Maggi-Emanzipation

■ Türken sitzen bei der TV-Werbung in der ersten Reihe

Die Zeit ist reif. Deutschland entdeckt nun endlich „seine“ Türken. Zumindest die Werbebranche. Vergessen alle Vorurteile oder Vorbehalte. Die Türken in Deutschland fungieren in den Neunzigern als vielversprechende Marktlücke, ihnen wird große Ehre zuteil, weil sie nun endlich als wertvolle KonsumentInnen unserer Wohlstandsgesellschaft, die mittlerweile keine mehr ist, ernst genommen werden.

Dreißig Jahre Anstehen an der Kasse, sprich: Konsumieren von deutschen Markenartikeln zahlt sich nun endlich aus. So verkündet es jedenfalls eine umfassende, neue Studie, nach der die TürkInnen als vernachlässigte Goldgrube in Sachen Kauffreudigkeit gesehen werden oder, besser, als Ölquelle, die man nur anzuzapfen braucht, und schon sprudelt sie wie von selbst.

Die Studie wurde von der Frankfurter Firma IPA Plus, die die Werbezeiten von RTL und RTL 2 sowie des türkischen Kabelprogramms TRT-International vermarktet, bei der Nürnberger Gesellschaft für Konsumforschung (GfK) in Auftrag gegeben.
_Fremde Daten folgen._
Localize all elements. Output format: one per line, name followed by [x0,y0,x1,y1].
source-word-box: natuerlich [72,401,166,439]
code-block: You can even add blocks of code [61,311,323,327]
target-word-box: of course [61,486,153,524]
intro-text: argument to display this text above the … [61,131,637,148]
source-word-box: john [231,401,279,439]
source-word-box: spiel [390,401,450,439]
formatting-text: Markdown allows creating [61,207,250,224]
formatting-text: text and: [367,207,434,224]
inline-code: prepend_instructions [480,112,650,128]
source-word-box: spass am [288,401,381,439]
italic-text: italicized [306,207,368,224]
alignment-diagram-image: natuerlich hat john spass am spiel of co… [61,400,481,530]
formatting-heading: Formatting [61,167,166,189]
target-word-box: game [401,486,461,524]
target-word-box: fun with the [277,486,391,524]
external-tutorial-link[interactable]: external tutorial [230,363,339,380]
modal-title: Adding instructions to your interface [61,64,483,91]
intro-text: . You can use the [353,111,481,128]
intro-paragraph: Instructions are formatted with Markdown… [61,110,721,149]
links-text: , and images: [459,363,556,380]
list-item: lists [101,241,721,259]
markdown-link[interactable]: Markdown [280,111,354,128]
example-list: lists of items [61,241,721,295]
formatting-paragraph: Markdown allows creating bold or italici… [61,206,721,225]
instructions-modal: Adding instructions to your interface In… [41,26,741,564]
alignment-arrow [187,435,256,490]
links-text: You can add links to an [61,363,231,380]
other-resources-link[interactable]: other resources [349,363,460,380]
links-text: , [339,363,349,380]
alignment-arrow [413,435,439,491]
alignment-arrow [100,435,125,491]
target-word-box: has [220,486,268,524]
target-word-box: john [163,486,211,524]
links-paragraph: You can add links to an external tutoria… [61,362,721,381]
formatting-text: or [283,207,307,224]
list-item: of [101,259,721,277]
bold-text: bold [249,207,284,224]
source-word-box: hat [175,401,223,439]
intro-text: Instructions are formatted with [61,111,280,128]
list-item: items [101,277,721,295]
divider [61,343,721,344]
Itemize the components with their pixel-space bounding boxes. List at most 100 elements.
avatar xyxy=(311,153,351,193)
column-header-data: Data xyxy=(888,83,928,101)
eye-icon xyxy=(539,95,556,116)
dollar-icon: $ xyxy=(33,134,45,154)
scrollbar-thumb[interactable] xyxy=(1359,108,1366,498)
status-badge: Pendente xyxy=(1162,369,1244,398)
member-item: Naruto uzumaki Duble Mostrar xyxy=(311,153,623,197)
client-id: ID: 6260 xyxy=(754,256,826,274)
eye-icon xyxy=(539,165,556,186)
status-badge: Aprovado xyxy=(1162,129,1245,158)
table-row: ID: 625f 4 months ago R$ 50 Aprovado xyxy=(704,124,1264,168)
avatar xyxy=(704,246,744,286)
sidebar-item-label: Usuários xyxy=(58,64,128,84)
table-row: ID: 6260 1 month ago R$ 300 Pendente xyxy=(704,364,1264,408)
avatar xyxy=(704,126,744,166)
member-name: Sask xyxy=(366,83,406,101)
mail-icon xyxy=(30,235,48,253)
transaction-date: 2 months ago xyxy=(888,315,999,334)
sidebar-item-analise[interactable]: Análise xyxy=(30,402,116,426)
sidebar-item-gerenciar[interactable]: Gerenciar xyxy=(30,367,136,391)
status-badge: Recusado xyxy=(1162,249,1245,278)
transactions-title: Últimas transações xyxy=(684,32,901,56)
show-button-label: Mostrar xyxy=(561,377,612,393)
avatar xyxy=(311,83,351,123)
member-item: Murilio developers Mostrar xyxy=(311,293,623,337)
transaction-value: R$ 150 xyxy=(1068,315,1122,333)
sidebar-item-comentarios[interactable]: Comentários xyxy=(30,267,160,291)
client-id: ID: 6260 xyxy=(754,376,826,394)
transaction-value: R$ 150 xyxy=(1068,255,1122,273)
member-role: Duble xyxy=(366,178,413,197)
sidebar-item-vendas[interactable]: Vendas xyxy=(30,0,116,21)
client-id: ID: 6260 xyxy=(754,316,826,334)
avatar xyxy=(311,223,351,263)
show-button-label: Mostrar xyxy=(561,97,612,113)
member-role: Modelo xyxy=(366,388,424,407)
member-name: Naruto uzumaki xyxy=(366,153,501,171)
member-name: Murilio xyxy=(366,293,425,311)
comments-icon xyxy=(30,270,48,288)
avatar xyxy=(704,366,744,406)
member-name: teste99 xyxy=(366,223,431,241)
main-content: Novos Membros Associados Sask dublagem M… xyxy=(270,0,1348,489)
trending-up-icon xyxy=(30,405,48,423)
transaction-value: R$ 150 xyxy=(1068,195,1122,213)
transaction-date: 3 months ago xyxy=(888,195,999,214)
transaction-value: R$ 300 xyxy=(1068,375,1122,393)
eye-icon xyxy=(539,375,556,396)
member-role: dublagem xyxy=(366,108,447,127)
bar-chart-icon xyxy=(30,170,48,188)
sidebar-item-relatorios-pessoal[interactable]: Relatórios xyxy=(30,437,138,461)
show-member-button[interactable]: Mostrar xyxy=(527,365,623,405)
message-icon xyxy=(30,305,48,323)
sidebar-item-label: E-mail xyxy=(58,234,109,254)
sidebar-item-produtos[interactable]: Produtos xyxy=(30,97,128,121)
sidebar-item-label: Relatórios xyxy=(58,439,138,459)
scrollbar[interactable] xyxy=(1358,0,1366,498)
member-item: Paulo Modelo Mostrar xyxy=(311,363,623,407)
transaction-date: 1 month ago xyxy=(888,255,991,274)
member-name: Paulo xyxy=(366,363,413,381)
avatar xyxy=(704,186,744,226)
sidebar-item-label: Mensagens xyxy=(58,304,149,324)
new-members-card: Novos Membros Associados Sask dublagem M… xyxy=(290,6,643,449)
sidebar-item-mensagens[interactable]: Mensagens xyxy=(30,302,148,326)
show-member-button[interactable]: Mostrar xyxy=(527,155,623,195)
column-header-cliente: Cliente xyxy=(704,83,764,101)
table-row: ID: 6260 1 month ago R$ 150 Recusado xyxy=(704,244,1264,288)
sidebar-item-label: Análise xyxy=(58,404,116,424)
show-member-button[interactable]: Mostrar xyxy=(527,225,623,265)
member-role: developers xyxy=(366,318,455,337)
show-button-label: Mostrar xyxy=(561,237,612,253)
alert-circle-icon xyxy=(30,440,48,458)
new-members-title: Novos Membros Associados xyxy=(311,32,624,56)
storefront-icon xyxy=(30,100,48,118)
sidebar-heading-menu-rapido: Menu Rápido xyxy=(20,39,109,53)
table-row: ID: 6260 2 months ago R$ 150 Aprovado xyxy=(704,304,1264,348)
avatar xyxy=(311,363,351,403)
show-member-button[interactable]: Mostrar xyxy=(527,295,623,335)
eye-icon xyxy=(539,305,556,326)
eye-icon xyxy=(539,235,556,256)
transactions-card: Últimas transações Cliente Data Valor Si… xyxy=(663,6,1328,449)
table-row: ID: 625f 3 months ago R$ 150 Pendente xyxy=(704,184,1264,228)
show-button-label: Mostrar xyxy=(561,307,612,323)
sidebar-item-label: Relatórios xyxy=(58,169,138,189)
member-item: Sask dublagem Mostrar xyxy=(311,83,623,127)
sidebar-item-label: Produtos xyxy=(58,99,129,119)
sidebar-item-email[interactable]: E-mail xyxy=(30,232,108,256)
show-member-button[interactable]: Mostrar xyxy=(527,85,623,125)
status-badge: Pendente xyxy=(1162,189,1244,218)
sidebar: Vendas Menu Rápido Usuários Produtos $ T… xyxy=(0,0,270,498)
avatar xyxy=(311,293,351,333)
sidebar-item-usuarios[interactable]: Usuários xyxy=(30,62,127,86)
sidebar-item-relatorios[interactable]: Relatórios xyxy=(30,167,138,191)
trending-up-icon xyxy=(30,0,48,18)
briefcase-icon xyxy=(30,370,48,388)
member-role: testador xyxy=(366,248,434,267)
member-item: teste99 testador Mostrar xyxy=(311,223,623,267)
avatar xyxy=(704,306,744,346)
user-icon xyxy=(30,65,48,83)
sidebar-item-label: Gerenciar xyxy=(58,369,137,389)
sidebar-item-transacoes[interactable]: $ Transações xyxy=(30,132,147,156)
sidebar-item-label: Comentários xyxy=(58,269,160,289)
Die GfK ermittelt auch die Zuschauerquoten im deutschen Fernsehen.

Laut der neuen Erhebung bilden die 1,85 Millionen in Deutschland lebenden Türken eine äußerst junge, konsumfreudige und kaufkräftige Bevölkerungsgruppe, deren wirtschaftliche Bedeutung bisher stark unterschätzt wurde. Im Vergleich zu Deutschen zeichnen sie sich sogar durch ein höheres Markenbewußtsein aus und erfüllen formal, den Ergebnissen der Studie zufolge, alle „marktnotwendigen“ Voraussetzungen.

Türkische Arbeitnehmer erzielen pro Jahr ein Nettoeinkommen von 18 Milliarden Mark. Als selbständige Unternehmer weisen sie einen Jahresumsatz von 28 Milliarden auf. Und laut Studie fließt keineswegs das ganze Geld in die Heimat ab. In nahezu allen befragten Bereichen weisen die türkischen Haushalte eine hohe Konsumneigung auf. Wußten Sie schon, daß jeder zweite Türke neun Tafeln Schokolade und mehr im Monat vernascht? Der höhere Konsum resultiert aus der Haushaltsgröße: Im Durchschnitt zwei Personen mehr müssen in türkischen Haushalten versorgt werden. Bei der Mediennutzung spielt das Fernsehen eine noch größere Rolle als bei den Deutschen. Türken schauen im Durchschnitt mehr Fernsehen als Deutsche, dafür ist die Nutzung von Zeitungen und Hörfunk stark unterproportional. Und: Neben TRT-International, dem Auslandsprogramm des öffentlich- rechtlichen türkischen Fernsehens, soll RTL der zweitliebste Sender der Türken sein. Schön für IPA Plus, die mit Werbeeinnahmen von bis zu 25 Millionen Mark allein aus den Spots auf TRT-International rechnet.

Positivere Einstellung zur Werbung?

Den Ergebnissen der Studie zufolge schauen bis zu 430.000 Türken in der Zeit von 18 bis 22 Uhr den türkischsprachigen Sender TRT-International, der in 85 Prozent aller türkischen Haushalte über Kabel oder Satellit empfangen werden kann. Und eben genau an diesem Ort sollen nun deutsche Firmen ihre Werbespots laufen lassen.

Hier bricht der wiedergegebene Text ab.